Budding Budding occurs when a small piece of the parent cell breaks off and the small piece goes off to live and grow independently from the parent. Budding is unlike fission because the parent and buds are not the same size. The hydra, yeast, and sponge perform budding. Spore Formation Spores are released from the parent, germinate, and produce new individuals. There are many types of spores;a protective wall usually surrounds a spore. Fungi, algae, and protozoa produce spores. Regeneration The process of replacing lost body parts is regeneration. The hydra, planarian (flatworm), starfish, and EARTHWORM can regenerate. Refer to page 408. Some organisms can regenerate an entire body, like the planarian on page 408, and some can only regenerate a limb, like the crab.

Vegetative Reproduction This is the process of asexual reproduction in plants. Tulips and onions reproduce by bulbs, which is a short stem that is underground. New bulbs sprout from the old one and each new bulb gives rise to a new leafy plant. Potatoes reproduce by tubers, which is an enlarged part of the short stem that is underground. The eyes become tiny buds. Each bud becomes a shoot, which penetrates the soil and grows up.
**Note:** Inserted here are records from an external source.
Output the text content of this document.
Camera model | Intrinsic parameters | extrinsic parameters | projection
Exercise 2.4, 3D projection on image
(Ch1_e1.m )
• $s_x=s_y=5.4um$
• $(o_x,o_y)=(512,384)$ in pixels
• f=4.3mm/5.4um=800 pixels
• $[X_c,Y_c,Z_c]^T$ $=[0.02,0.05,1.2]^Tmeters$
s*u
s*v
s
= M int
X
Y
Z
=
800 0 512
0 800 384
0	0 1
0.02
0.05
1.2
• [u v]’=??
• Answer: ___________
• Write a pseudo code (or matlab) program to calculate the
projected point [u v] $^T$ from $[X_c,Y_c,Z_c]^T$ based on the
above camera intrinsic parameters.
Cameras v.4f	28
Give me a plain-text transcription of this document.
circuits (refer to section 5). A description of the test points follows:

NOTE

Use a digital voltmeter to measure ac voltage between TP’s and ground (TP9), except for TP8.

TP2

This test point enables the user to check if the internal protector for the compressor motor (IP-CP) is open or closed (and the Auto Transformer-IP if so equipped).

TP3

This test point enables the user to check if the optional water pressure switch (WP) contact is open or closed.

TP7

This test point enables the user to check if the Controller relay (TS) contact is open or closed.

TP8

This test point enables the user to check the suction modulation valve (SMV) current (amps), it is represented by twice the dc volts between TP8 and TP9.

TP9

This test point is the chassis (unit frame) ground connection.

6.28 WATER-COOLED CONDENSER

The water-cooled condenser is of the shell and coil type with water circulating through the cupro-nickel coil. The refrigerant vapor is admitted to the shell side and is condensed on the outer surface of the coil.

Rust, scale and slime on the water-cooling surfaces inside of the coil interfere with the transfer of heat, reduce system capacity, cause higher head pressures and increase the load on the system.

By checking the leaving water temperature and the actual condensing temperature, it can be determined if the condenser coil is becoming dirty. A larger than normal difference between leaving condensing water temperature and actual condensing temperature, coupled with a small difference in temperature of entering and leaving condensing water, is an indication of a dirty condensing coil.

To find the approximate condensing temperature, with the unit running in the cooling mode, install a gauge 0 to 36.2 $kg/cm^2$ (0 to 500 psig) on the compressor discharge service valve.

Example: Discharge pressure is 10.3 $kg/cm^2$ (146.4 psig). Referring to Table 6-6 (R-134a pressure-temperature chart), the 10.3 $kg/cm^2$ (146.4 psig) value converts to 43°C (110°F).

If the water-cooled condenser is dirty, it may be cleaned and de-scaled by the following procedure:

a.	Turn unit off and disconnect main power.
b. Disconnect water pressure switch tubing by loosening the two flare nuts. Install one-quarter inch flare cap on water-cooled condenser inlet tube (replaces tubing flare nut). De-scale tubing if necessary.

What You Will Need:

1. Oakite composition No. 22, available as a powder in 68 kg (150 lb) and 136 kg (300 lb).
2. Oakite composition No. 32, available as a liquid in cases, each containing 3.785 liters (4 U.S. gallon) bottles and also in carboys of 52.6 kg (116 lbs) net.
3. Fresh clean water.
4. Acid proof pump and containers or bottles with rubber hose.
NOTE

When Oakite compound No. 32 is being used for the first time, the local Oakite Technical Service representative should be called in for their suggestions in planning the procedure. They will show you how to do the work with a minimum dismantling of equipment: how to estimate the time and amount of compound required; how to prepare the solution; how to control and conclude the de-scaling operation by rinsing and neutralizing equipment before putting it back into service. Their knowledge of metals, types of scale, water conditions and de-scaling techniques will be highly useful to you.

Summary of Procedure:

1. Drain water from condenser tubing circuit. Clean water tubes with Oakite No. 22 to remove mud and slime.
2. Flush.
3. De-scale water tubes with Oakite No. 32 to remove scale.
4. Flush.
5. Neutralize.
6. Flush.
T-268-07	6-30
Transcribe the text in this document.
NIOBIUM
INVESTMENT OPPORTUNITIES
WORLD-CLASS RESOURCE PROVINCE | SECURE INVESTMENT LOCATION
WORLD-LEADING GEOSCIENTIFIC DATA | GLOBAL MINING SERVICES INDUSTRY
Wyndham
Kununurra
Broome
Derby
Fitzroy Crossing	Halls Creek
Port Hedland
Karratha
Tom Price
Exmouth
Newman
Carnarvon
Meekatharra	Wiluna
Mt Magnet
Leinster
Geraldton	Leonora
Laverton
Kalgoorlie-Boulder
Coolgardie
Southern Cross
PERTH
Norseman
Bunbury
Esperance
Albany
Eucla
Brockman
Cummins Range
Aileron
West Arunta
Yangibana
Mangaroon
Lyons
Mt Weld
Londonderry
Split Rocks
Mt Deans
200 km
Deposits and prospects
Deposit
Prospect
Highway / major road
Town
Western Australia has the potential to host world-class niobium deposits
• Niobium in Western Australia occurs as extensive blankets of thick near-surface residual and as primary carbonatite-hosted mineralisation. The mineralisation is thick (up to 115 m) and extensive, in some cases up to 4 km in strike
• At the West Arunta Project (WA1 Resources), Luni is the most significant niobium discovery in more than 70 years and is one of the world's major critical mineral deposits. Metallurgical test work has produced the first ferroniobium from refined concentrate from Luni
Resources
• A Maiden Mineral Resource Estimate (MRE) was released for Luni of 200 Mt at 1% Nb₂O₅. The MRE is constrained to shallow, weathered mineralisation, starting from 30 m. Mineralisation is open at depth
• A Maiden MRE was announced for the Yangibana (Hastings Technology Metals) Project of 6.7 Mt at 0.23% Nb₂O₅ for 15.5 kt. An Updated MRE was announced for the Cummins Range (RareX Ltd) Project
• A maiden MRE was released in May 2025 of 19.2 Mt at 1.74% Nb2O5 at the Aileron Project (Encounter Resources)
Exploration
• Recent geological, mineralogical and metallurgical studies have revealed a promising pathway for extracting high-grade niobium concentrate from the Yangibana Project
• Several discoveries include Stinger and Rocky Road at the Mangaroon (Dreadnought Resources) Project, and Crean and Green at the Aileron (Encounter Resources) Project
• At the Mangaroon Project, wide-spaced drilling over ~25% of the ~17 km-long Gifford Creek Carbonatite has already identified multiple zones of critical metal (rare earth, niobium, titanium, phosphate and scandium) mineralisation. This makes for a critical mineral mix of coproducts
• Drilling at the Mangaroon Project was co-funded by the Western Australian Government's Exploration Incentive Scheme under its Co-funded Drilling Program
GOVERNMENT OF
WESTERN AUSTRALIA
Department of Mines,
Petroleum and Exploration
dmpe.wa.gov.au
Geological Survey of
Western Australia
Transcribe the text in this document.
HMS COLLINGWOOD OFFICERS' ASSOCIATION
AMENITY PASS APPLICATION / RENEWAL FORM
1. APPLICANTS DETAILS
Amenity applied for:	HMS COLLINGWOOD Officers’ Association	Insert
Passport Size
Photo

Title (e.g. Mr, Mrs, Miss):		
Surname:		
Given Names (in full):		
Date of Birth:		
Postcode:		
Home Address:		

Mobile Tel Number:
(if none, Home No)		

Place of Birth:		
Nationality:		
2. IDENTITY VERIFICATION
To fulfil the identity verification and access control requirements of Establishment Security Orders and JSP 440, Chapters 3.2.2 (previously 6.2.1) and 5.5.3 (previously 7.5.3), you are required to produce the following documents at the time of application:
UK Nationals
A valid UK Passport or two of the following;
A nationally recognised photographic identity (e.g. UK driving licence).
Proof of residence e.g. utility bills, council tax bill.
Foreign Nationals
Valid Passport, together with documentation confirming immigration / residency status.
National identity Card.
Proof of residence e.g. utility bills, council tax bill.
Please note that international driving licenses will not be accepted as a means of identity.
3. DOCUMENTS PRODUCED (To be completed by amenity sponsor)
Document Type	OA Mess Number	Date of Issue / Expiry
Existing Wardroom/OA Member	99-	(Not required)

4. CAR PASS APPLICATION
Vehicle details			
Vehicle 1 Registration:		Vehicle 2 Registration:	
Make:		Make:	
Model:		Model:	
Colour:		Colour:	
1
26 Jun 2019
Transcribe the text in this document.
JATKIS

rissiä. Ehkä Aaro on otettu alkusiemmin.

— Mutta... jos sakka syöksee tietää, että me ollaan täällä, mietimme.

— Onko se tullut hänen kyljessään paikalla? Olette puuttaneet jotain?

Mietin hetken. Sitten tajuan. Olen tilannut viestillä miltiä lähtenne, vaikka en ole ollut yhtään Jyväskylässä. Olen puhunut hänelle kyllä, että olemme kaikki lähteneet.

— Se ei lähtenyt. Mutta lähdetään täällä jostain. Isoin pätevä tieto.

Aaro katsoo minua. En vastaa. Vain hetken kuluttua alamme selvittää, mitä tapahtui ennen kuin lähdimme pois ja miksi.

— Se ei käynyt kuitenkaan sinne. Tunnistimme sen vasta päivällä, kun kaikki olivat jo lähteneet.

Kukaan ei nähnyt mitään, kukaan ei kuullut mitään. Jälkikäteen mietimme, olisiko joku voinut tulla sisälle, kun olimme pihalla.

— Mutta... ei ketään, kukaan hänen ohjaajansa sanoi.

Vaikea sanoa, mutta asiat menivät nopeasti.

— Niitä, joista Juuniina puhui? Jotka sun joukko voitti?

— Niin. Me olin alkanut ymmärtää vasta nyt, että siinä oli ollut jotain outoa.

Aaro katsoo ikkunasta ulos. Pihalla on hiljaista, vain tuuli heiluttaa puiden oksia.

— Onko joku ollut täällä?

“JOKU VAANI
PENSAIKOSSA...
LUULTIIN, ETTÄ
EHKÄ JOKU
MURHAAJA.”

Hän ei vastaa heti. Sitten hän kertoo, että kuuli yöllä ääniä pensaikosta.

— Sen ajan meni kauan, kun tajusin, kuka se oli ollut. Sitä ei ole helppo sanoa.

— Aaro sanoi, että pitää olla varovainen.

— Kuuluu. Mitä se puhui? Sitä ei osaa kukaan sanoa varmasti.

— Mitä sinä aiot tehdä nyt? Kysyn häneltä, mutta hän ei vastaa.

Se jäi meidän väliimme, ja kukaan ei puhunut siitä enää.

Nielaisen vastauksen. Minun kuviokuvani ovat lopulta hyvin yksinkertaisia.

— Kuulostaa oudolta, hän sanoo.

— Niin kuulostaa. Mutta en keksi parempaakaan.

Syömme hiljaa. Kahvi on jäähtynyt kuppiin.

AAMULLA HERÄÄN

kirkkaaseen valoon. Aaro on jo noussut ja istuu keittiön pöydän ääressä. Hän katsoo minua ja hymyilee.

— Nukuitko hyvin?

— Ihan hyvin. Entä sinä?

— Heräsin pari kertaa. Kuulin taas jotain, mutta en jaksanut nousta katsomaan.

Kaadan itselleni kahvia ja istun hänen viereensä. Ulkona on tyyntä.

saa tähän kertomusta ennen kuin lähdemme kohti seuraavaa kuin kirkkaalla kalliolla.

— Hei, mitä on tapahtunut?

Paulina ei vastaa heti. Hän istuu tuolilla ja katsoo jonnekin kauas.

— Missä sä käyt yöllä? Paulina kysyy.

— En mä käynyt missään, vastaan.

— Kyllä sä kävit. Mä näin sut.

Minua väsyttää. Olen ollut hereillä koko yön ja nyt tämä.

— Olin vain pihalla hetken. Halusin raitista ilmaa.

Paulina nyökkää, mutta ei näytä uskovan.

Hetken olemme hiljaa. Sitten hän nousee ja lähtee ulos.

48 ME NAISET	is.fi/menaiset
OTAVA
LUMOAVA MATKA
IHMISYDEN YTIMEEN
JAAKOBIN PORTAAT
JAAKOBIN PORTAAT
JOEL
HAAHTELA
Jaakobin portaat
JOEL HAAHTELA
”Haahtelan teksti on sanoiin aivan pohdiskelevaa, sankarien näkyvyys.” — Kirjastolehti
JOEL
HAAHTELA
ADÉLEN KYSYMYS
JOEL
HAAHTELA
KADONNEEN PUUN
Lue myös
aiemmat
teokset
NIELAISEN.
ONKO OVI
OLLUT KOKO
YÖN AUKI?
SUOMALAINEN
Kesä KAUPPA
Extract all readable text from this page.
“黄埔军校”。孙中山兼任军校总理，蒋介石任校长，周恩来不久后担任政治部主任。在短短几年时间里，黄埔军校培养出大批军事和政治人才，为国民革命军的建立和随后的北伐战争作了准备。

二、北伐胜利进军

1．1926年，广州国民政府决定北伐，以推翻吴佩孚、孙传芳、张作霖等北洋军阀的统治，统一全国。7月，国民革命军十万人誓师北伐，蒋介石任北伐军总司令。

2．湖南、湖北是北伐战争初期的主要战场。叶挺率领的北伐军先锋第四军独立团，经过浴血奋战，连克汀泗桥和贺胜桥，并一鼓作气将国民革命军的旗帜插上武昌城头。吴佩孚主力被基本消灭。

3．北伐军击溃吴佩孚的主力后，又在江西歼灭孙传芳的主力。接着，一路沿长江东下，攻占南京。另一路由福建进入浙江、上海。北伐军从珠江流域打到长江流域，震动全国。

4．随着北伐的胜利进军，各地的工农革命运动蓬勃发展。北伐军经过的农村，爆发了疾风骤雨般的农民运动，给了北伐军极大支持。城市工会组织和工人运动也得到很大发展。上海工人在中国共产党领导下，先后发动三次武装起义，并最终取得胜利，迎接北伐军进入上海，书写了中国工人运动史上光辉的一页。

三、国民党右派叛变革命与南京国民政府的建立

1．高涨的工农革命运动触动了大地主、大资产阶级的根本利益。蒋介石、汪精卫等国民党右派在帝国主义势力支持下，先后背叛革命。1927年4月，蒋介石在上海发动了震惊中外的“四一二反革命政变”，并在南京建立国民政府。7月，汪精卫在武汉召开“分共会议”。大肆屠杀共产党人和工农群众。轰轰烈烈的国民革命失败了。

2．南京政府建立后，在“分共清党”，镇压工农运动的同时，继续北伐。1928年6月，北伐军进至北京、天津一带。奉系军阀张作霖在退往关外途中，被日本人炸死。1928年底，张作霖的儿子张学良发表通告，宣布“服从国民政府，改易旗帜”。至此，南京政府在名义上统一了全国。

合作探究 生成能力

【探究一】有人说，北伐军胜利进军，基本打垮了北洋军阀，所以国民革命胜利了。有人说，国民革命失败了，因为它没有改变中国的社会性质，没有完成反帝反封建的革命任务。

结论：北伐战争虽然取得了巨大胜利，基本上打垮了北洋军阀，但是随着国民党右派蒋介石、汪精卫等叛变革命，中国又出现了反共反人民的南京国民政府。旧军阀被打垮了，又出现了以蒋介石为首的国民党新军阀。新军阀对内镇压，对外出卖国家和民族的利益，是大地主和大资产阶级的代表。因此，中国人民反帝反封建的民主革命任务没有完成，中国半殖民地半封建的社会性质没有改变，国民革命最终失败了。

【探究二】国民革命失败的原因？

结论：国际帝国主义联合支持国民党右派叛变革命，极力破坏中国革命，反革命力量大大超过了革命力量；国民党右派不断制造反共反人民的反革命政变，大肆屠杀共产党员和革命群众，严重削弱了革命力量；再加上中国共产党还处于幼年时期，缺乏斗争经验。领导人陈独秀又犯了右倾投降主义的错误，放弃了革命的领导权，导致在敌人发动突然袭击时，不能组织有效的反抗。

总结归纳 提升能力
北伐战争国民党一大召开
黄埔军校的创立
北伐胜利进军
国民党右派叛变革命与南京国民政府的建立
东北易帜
The bud also forms roots. Strawberry plants and grass reproduce with runners, which is a stem that grows sideways and buds. Ferns reproduce by rhizomes, which is a stem that grows sideways and underground. Buds are produced. Artificial Vegetative Reproduction Cutting Cutting the stem, leaf, or root and placing it in water, soil, or hormones stimulates tissue growth. The advantage to artificial vegetative reproduction is that it produces new plants identical to the parent. It is also faster than growing a plant from a seed.